7) Cho, S. W., Cha, Y. S. 2005. Pregnancy increases urinary loss of carnitine and reduces plasma carnitine in Korean women. 93(5):685-91.
8) Çekın, A. H. et al. 2013. The protective effect of L-carnitine on hepatic ischemia-reperfusion injury in rats. Turk J Gastroenterol. 24(1):51-6.

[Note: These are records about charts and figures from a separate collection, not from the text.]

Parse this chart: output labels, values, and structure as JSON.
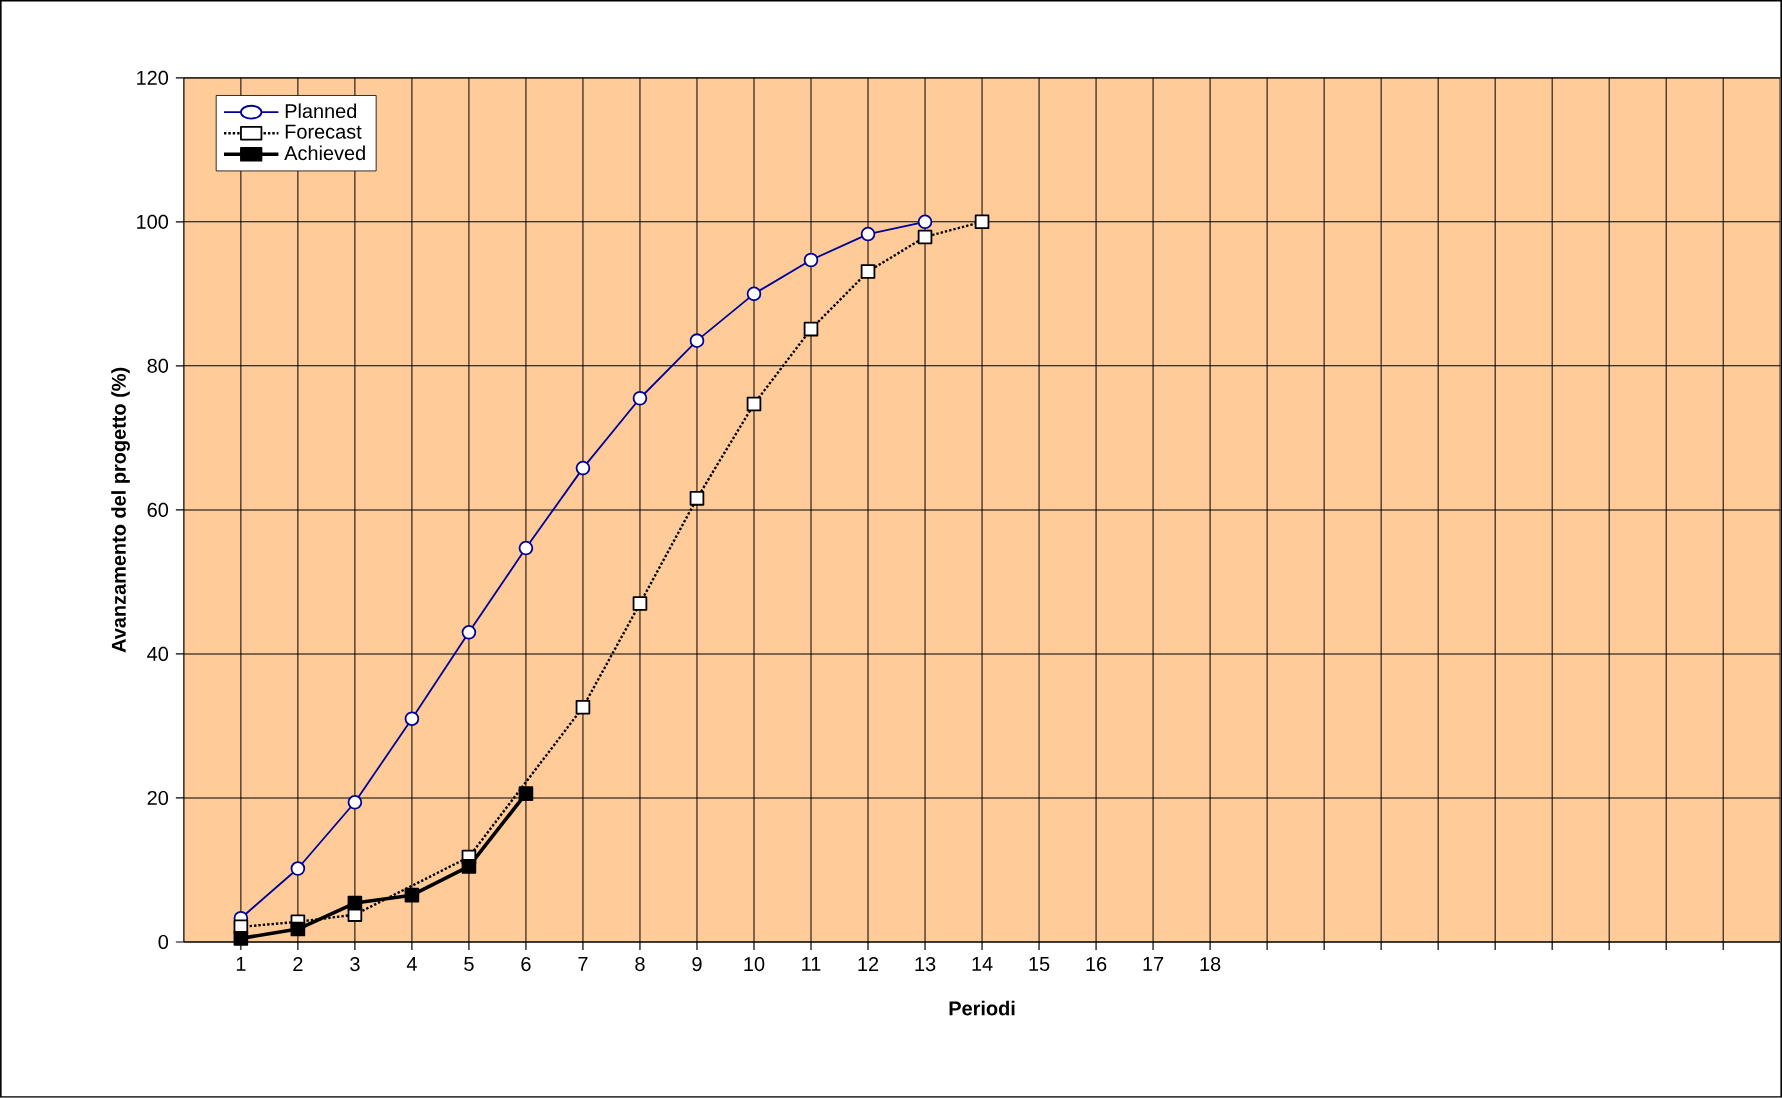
{
  "chart_data": {
    "type": "line",
    "xlabel": "Periodi",
    "ylabel": "Avanzamento del progetto (%)",
    "categories": [
      "1",
      "2",
      "3",
      "4",
      "5",
      "6",
      "7",
      "8",
      "9",
      "10",
      "11",
      "12",
      "13",
      "14",
      "15",
      "16",
      "17",
      "18",
      null,
      null,
      null,
      null,
      null,
      null,
      null,
      null,
      null
    ],
    "series": [
      {
        "name": "Planned",
        "color": "#000099",
        "marker": "circle",
        "line_style": "solid",
        "values": [
          3.3,
          10.2,
          19.4,
          31.0,
          43.0,
          54.7,
          65.8,
          75.5,
          83.5,
          90.0,
          94.7,
          98.3,
          100,
          null,
          null,
          null,
          null,
          null,
          null,
          null,
          null,
          null,
          null,
          null,
          null,
          null,
          null
        ]
      },
      {
        "name": "Forecast",
        "color": "#000000",
        "marker": "square",
        "line_style": "dotted",
        "values": [
          2.1,
          2.8,
          3.8,
          null,
          11.8,
          null,
          32.6,
          47.0,
          61.6,
          74.7,
          85.1,
          93.1,
          97.9,
          100,
          null,
          null,
          null,
          null,
          null,
          null,
          null,
          null,
          null,
          null,
          null,
          null,
          null
        ]
      },
      {
        "name": "Achieved",
        "color": "#000000",
        "marker": "square",
        "line_style": "solid",
        "values": [
          0.5,
          1.8,
          5.4,
          6.5,
          10.5,
          20.6,
          null,
          null,
          null,
          null,
          null,
          null,
          null,
          null,
          null,
          null,
          null,
          null,
          null,
          null,
          null,
          null,
          null,
          null,
          null,
          null,
          null
        ]
      }
    ],
    "ylim": [
      0,
      120
    ],
    "yticks": [
      0,
      20,
      40,
      60,
      80,
      100,
      120
    ],
    "grid": true,
    "legend": "top left"
  }
}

9) Savitha, S. et al. 2005. Efficacy of levo Carnitin and lipoic acid in ameliorating the decline in mitochondrial enzymes during aging. Clinical Nutrition.

References Interactions
Stargrove, M. B. et al. Herb, Nutrient and Drug Interactions: Clinical Implications and Therapeutic Strategies, 1. Auflage. St. Louis, Missouri: Elsevier Health Sciences, 2008.
Gröber, U. Mikronährstoffe: Metabolic Tuning –Prävention –Therapie, 3. Auflage. Stuttgart: WVG Wissenschaftliche Verlagsgesellschaft Stuttgart, 2011.
Gröber, U. Arzneimittel und Mikronährstoffe: Medikationsorientierte Supplementierung, 3. aktualisierte und erweiterte Auflage. Stuttgart: WVG Wissenschaftliche Verlagsgesellschaft Stuttgart, 2014.